Dear all,
I am a newcomer to postgres and love it so far. I've given this problem a lot of thought already, RTFM to the best of my ability, but hit a dead end, so I need a nudge in the right direction.
I'm designing a database where each entity of interest has a "rowversion" column that gets assigned a value from a global sequence. So, in the simplest scenario, if I have two rows in table "emps": emp1 with rowversion@3 and emp2 with rowversion@5, then I know emp2 was modified after emp1.
This is to form the foundation of a data sync scenario, where a client knows they have everything up until @3 and now they need the latest updates (SELECT * FROM emps WHERE rowversion>3 and rowversion<=new_anchor). The problem here is, there's no way to interrogate the database for the "latest committed @rowversion that has none pending before it". An example scenario:
@3 - committed
@4 - committed
@5 - committed
@6 - in progress - not committed yet
@7 - in progress - not committed yet
@8 - committed
@9 - committed
When client asks for updated records, we ask the database for an appropriate new_anchor. Since the rows with rowversion @6 and @7 are still in progress, new_anchor has to be @5, so that our range query doesn't miss any uncommitted updates. Now the client can be confident it has everything up until @5.

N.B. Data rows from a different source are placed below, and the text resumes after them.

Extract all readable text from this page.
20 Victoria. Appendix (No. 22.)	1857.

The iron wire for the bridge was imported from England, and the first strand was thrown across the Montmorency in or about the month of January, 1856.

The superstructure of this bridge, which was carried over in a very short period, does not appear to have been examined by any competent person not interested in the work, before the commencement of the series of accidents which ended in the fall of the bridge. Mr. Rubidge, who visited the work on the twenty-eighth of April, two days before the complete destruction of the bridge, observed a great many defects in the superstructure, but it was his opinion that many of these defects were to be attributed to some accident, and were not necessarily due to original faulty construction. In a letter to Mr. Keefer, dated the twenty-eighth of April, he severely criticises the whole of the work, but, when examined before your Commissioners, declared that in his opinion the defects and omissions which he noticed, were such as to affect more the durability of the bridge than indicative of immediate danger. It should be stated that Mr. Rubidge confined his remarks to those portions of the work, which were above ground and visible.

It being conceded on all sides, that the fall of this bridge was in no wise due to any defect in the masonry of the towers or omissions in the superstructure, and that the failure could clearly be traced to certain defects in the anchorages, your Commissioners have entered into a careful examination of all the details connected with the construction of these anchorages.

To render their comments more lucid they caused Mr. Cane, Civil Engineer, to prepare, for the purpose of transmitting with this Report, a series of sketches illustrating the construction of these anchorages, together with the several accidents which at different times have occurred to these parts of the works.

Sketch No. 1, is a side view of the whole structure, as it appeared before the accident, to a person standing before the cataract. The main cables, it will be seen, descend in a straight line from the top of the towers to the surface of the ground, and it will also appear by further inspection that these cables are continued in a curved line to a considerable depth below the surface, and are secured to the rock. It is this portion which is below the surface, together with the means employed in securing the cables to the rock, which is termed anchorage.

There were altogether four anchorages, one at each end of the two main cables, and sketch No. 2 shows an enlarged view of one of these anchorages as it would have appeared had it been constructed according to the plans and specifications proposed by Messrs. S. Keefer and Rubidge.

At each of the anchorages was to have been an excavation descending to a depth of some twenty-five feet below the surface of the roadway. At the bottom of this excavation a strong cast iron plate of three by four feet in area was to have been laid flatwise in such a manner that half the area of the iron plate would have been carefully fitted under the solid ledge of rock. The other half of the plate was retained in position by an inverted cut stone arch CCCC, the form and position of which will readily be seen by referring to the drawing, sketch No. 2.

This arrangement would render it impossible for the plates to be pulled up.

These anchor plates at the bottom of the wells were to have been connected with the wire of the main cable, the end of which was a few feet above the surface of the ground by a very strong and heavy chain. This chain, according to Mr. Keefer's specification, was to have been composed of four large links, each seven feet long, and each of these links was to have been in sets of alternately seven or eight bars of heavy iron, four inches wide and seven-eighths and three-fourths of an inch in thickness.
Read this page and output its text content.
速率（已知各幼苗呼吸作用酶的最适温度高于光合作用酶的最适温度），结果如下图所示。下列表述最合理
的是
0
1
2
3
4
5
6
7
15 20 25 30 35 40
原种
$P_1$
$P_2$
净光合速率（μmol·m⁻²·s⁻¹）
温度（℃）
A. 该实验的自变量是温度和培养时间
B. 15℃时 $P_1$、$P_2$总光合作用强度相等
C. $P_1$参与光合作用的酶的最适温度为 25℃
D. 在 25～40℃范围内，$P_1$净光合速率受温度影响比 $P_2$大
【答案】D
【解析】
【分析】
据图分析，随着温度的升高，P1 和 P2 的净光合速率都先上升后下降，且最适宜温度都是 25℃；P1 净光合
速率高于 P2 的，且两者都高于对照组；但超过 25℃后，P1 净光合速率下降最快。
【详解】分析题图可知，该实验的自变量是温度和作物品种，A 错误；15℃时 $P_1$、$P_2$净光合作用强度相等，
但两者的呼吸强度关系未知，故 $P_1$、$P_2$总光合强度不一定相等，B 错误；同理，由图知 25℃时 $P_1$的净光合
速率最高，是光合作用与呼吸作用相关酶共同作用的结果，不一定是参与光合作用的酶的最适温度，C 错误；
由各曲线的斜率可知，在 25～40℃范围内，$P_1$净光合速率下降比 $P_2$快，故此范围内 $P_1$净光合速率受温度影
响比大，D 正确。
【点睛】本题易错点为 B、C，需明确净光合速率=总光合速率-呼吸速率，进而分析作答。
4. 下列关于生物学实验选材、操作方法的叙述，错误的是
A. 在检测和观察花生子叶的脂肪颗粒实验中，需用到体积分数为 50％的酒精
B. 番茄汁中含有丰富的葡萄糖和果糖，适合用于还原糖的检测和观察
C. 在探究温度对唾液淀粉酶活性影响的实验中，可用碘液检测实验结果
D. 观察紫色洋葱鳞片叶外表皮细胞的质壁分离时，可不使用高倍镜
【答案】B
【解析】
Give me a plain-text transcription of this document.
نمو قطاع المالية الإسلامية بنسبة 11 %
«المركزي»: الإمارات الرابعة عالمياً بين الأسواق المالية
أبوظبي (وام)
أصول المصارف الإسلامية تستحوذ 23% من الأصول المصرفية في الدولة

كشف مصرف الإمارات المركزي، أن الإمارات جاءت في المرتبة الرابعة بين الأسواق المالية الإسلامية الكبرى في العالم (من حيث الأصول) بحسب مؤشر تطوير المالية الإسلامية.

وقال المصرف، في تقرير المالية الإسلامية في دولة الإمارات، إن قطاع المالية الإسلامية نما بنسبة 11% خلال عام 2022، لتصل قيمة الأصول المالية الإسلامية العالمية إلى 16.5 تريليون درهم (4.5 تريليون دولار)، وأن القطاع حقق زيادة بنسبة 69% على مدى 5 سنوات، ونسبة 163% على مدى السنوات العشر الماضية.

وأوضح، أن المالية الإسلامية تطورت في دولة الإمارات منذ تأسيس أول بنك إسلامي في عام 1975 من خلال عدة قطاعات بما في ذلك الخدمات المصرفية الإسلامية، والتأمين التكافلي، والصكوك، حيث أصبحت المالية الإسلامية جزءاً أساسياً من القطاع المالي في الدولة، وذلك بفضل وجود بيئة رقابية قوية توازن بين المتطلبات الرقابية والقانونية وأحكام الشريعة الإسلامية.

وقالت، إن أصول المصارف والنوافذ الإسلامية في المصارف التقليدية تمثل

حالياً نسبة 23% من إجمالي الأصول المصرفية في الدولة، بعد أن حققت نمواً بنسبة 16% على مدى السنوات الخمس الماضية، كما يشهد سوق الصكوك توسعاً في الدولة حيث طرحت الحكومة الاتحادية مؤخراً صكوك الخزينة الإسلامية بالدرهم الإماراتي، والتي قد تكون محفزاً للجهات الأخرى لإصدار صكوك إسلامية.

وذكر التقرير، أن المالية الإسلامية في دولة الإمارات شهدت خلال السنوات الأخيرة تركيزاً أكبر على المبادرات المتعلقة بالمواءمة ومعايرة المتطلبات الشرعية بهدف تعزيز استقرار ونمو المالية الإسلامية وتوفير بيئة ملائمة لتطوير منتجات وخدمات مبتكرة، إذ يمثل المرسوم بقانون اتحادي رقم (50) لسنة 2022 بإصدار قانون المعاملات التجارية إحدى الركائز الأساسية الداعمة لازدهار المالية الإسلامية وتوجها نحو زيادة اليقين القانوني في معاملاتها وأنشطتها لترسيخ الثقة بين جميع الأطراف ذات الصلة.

So the actual problem distilled: how can this new_anchor be safely determined each time?
As you can probably tell I've borrowed this idea from SQL Server, where this problem is trivially solved by the min_active_rowversion() function. This function would return @6 in the above scenario, so your new_anchor is always going to be "min_active_rowversion()-1". I sort of had an idea how this could be implemented in postgres using an "active_rowversions" table, and a "SELECT min(id) FROM active_rowversions" but that would require READ UNCOMMITTED isolation, which is not available in postgres.
I would really appreciate any help or ideas.
Best regards,
Nick